Generally regarded as being a little challenging to work with due to its interlaced grain, which causes tear-out during machining processes. Additionally, the wood significantly dulls cutters.

This Afzelia species, sometimes marketed under the variant spelling “chamfuta,” shares the same qualities that make the other woods in the genus so well-liked.

Specifically, excellent rot resistance and great dimensional stability. Despite not being mahogany, the wood is sometimes referred to as pod mahogany (or even Rhodesian mahogany) due to its look.

Afzelia Xylay (Afzelia Xylocarpa)

Afzelia, an uncommon wood, is occasionally used as a high-end mahogany alternative. Although the wood has a lovely red and gold color, its fantastic figure makes it popular.

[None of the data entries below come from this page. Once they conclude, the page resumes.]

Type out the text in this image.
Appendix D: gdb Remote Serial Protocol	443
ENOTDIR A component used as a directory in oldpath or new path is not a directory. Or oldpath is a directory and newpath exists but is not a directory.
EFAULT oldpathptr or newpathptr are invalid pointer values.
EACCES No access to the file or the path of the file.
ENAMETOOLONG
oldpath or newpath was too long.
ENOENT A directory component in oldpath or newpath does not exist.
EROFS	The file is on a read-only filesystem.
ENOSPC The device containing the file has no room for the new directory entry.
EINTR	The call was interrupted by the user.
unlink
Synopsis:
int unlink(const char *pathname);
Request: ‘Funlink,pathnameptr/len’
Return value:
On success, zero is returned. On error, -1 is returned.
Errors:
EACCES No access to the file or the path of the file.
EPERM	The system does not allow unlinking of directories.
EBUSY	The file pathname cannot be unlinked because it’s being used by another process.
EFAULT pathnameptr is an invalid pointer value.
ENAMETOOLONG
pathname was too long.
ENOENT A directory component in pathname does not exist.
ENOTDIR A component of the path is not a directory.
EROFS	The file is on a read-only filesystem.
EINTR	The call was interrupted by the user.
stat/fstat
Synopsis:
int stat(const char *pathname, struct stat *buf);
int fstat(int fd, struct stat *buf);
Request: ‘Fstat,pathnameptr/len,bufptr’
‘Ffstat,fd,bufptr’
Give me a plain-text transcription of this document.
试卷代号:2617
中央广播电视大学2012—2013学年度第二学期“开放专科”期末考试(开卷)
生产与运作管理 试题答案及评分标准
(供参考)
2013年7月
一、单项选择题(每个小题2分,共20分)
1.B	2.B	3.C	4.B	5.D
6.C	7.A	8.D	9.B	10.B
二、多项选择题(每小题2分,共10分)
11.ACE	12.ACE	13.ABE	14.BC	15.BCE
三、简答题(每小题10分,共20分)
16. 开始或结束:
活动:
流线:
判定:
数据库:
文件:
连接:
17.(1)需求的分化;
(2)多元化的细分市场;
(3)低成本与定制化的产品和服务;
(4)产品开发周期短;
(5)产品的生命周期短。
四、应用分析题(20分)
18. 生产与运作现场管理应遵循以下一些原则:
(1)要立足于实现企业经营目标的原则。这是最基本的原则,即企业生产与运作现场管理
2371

The wood can exhibit a deep rippling pommel form used for high-end blades, known as Xylay, lay, or gator skin figure.

As the handle is polished to a finer grit, the figure gets stronger, and contouring can bring out the interesting details of the figure.

Merbau (Intsia)

Papua New Guinea, the Pacific islands, northern Queensland, and South East Asia are the main sources of the popular hardwood Merbau.

Engineering, construction, and maritime applications have high inherent strength and durability.

Merbau also employs backyards for indoor joinery, flooring, and other purposes, as well as for outdoor furniture.

Merbau is taken from tropical forests, though occasionally, it may come from those lawfully converted to other land uses or from areas with insufficient restrictions.